Sometimes, the biggest challenge in mapmaking is figuring out how to display two different variables at the same time, without turning the map into an unreadable mess.
For a few weeks now, I’d been struggling with a way to do exactly that. I wanted to make a map of New Bedford, Massachusetts (where I spent two long years when I was in the Coast Guard, back in the 1990s) that showed two things: where the city’s foreign-born residents tended to cluster; and where the city’s linguistically-isolated populations were.
(In this context, I’m using “linguistically isolated” to mean people who speak English poorly or not at all. I suspect linguists would argue with my use of the term in this way, but it’s my blog and I’ll do what I wanna.)

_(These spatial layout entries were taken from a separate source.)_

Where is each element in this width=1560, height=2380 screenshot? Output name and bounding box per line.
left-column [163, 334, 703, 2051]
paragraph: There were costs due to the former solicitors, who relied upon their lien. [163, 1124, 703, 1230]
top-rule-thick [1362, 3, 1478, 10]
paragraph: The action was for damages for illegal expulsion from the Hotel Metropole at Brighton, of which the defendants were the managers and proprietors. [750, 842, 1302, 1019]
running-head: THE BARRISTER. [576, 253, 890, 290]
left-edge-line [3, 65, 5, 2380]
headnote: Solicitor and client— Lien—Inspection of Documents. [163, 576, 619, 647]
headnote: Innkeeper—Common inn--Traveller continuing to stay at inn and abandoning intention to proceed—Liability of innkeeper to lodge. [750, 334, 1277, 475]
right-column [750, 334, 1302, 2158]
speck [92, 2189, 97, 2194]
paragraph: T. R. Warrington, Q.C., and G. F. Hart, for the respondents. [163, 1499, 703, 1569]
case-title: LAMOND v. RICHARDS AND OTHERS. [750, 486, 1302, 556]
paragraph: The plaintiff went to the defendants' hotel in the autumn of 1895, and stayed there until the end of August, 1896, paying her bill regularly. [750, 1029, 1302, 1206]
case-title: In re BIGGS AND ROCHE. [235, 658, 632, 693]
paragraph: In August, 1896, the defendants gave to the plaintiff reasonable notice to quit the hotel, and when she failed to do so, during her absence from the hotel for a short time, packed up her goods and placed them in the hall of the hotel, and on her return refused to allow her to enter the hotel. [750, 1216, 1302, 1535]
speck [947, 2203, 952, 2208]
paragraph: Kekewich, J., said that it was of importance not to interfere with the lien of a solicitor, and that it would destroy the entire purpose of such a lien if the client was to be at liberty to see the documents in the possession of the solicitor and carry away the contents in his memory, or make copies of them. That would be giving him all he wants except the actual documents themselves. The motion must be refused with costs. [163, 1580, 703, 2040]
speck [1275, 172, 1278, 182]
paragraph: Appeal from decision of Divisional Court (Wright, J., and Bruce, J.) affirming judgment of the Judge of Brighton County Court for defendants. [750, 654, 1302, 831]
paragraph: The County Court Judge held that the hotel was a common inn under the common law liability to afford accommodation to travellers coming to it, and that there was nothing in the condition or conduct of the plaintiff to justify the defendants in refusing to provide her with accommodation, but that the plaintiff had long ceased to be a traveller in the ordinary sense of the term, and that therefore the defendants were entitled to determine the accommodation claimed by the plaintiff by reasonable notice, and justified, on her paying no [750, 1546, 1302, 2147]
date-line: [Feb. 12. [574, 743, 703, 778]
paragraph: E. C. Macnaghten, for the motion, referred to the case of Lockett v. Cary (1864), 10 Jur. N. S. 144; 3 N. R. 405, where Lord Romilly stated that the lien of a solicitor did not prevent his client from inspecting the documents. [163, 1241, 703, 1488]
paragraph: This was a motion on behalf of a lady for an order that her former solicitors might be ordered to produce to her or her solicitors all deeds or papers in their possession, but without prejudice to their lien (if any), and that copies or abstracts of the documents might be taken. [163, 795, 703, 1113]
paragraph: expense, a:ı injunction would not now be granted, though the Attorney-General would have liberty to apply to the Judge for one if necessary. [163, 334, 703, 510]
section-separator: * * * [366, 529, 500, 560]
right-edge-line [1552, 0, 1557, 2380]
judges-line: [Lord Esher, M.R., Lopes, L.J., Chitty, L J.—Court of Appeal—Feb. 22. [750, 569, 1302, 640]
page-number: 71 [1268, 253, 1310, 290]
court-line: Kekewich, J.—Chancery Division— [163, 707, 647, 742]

It made sense to me that these populations would overlap – that Census tracts with high percentages of foreign-born residents would also have higher levels of linguistic isolation among those communities. By displaying both variables at the same time, the map would be able to quickly confirm or refute that hypothesis – if they didn’t step all over each other, that is.
It’s the kind of problem webmapping is made for. A static map in ArcGIS or QGIS would have to display all the data points from both variables, all the time – which could get messy in a hurry. But because you can animate a web-based map, it’s easy enough to just switch data on and off as needed.
And that’s the approach I took. I used the fill color to represent the percentage of people living in each Census tract who were born in other countries, which is simple enough. Those colors are fixed. But when you mouse over each tract, the outline will change color, depending on how much of the foriegn-born population speaks poor or no English.
That way, you can clearly see both variables at once, and they don’t get in each other’s way. It’s easy to pick out patterns in the data – and to see that my hypothesis doesn’t really hold water. There doesn’t seem to be much, if any, of the geographic correlation I had expected to find. Oh well. Clearly, there’s more to understanding linguistic isolation patterns than simply knowing who was born where.
But I never would have known that without the map.